The sins that we housebreak and domesticate and try to tame and make our own. No, suffering sandblasts that stuff leaving us bare and head over heels falling emotionally backward, down for the count decimated we are. But when suffering lobs a hand grenade your way, I tell you what, your soul may be blasted bare, you may feel raw and come undone but you then can be better bonded to the Savior. And then we not only meet suffering on God’s terms, we meet joy on God’s terms. . .

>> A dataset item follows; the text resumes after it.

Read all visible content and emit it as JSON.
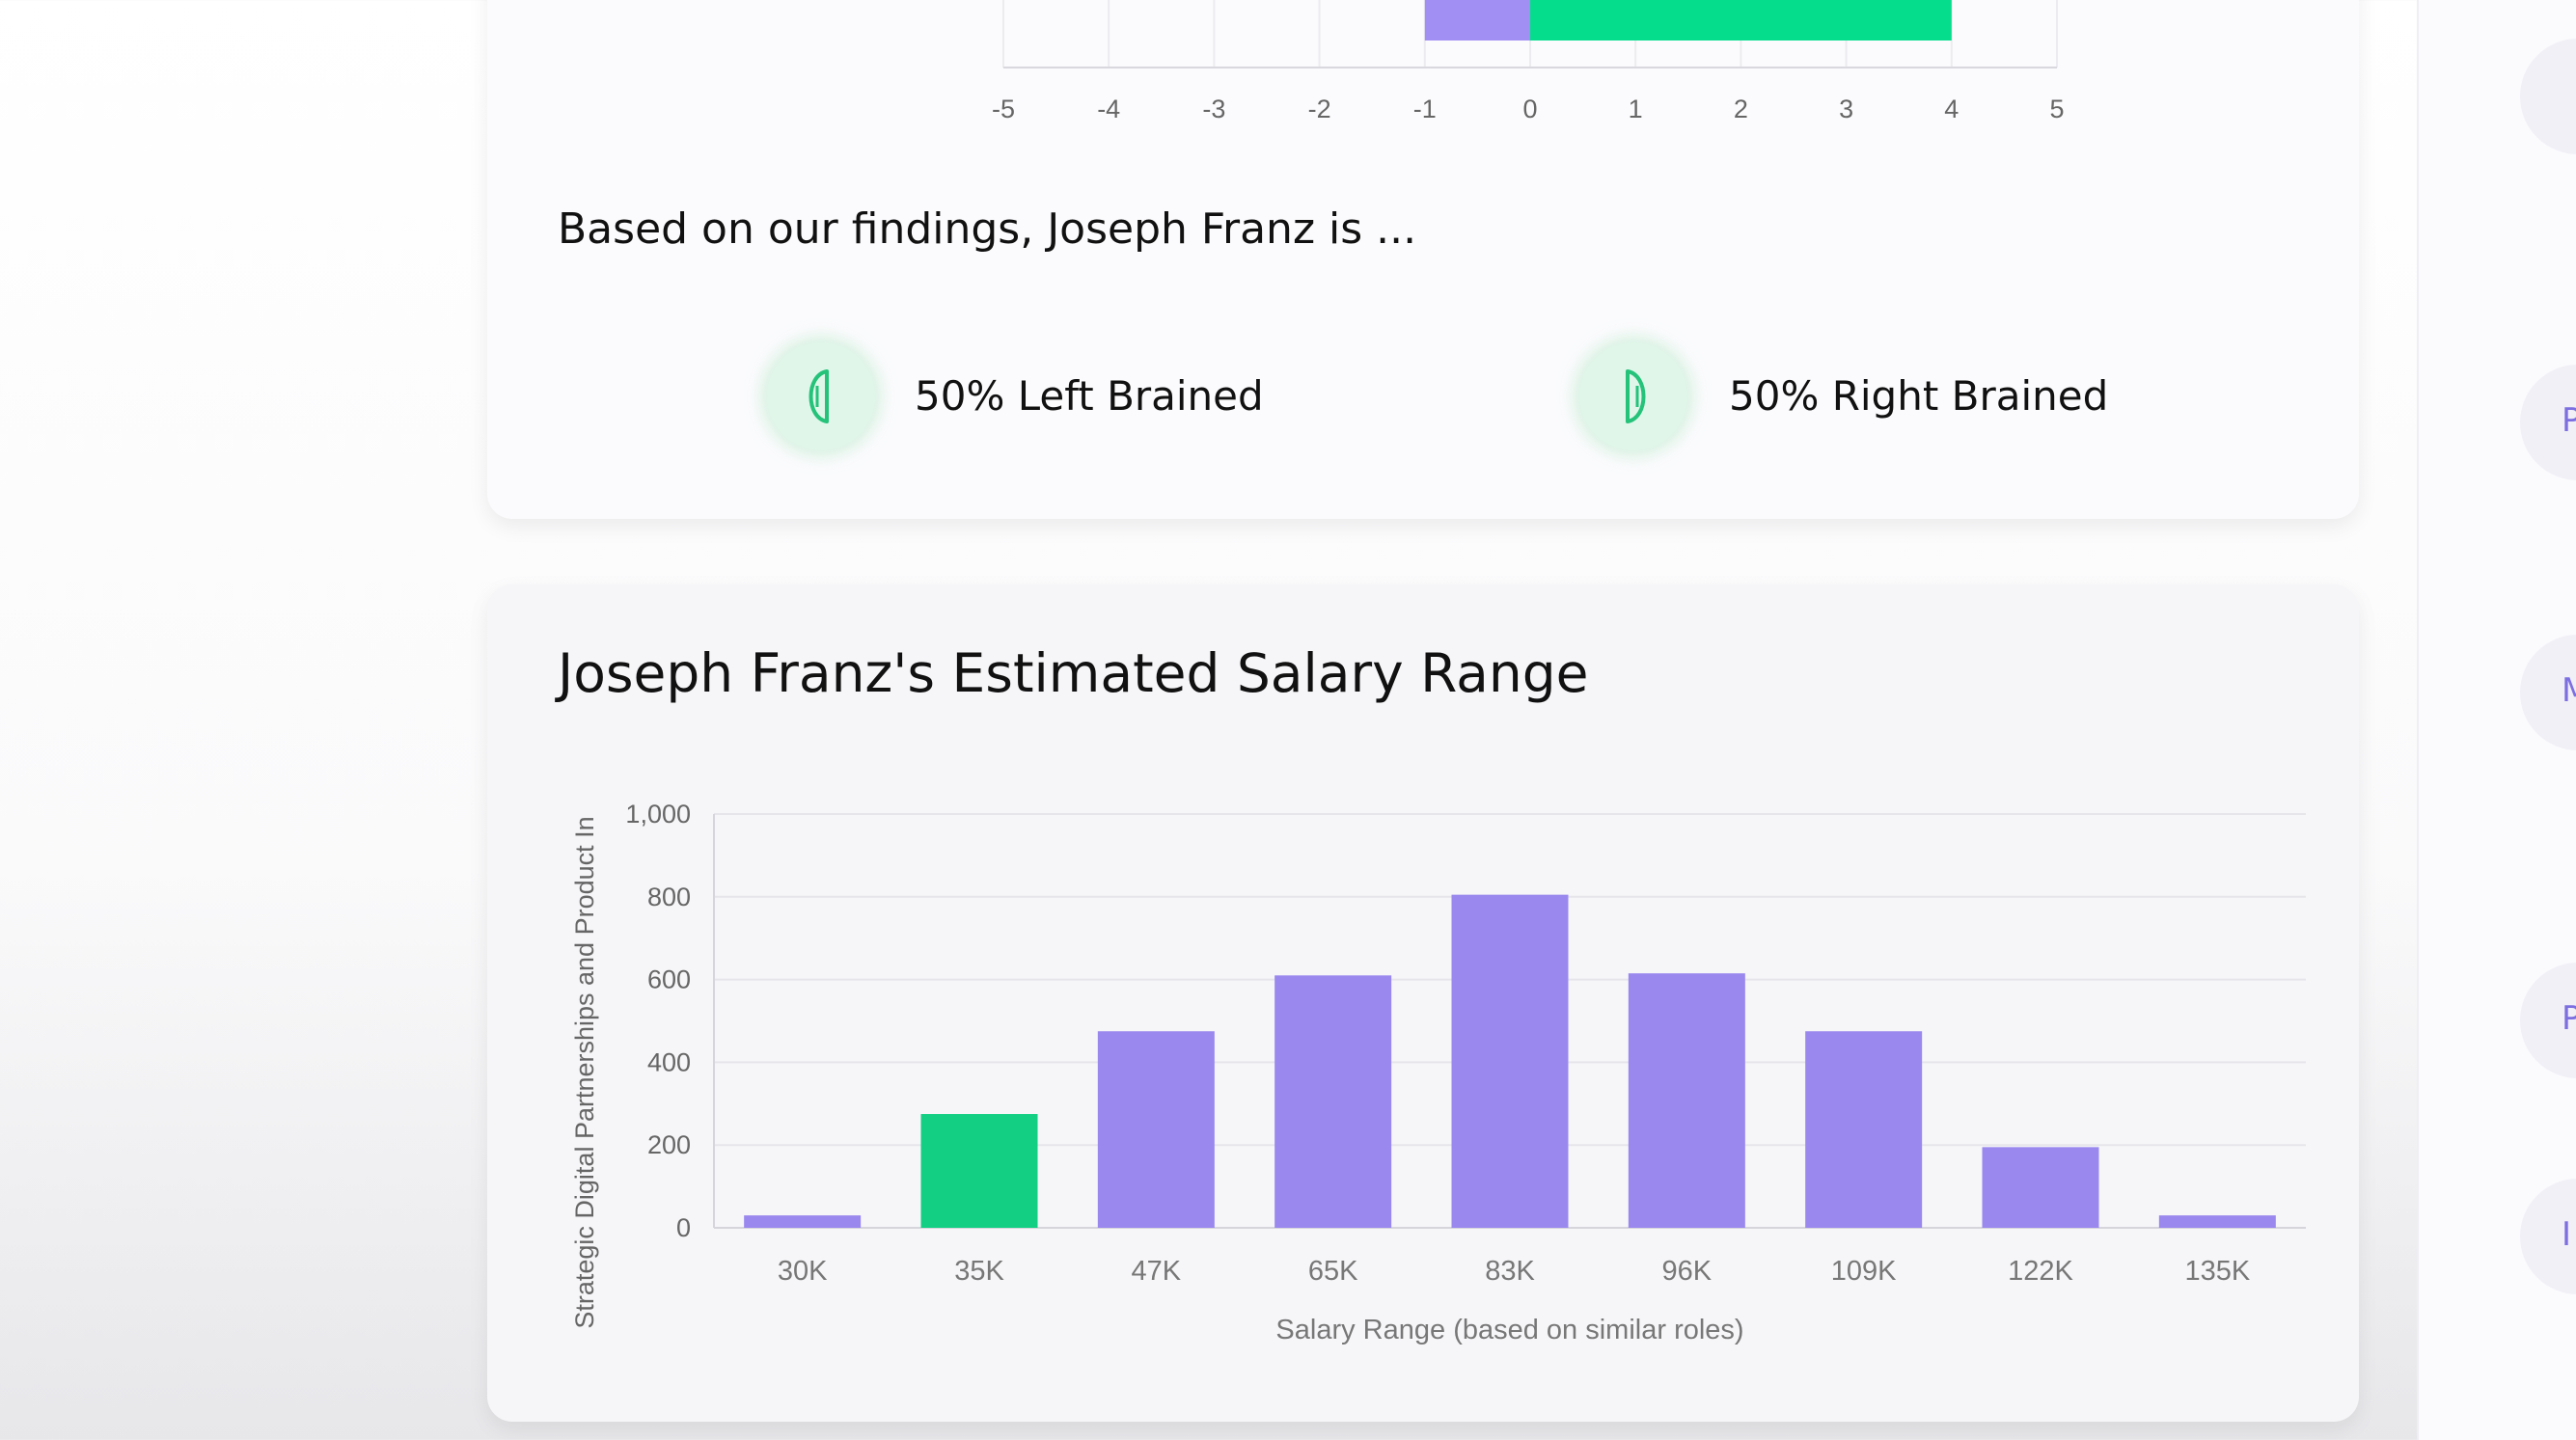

“For all things are yours. For you are of Christ and Christ is of God, therefore, you can be sorrowful yet always rejoicing. You can have nothing yet possess everything . . . and to whom much is given, much shall be required. To whom much is entrusted, much shall be demanded. We must pass this blessing! We must pass hope on to others!”
“Hope. God is hope and He is patient.” The message hit me. From suffering to joy to hope, a hopeful message to share with others; those who are like me, who are stuck in their wondering and questioning, despair and hopelessness. Those who are like Joni and who are like me, those who have said with us, “I am broken, I can’t do this; I can’t live with this uncertainty.”
Hope is not only the best of things, it may well be the greatest of things. In this grace in which I can stand “we rejoice in the hope of the glory of God.” (Romans 5:2)
This was my first break through in releasing my grasp of my mortality and unknown future and entrusting it to God so that He might be glorified through me and my disease called cancer. This was the first breakthrough of many trials to follow.
God knows each and every one of us and our secret sufferings or known sufferings. You are not alone; you need not be confined to your prison, chained to your misery and hopelessness. As Joni cried Psalm 18:6 so can you, “”In my distress I called to the Lord; I cried to my God for help.”
“The hope we wait for is our only hope, the blessed hope, the glorious appearing of our great God and Savior, Jesus Christ. It is Jesus for whom we have travailed through all of this suffering. And, oh the sweetness of melding of one heart into His in that intimacy that is so precious.”
In a final note, this video was taped prior to her 2010 diagnose of breast cancer. She was successfully treated and remains cancer free to this day. Another trial, another test for Joni and she passed as she clung to the hope of her Salvation!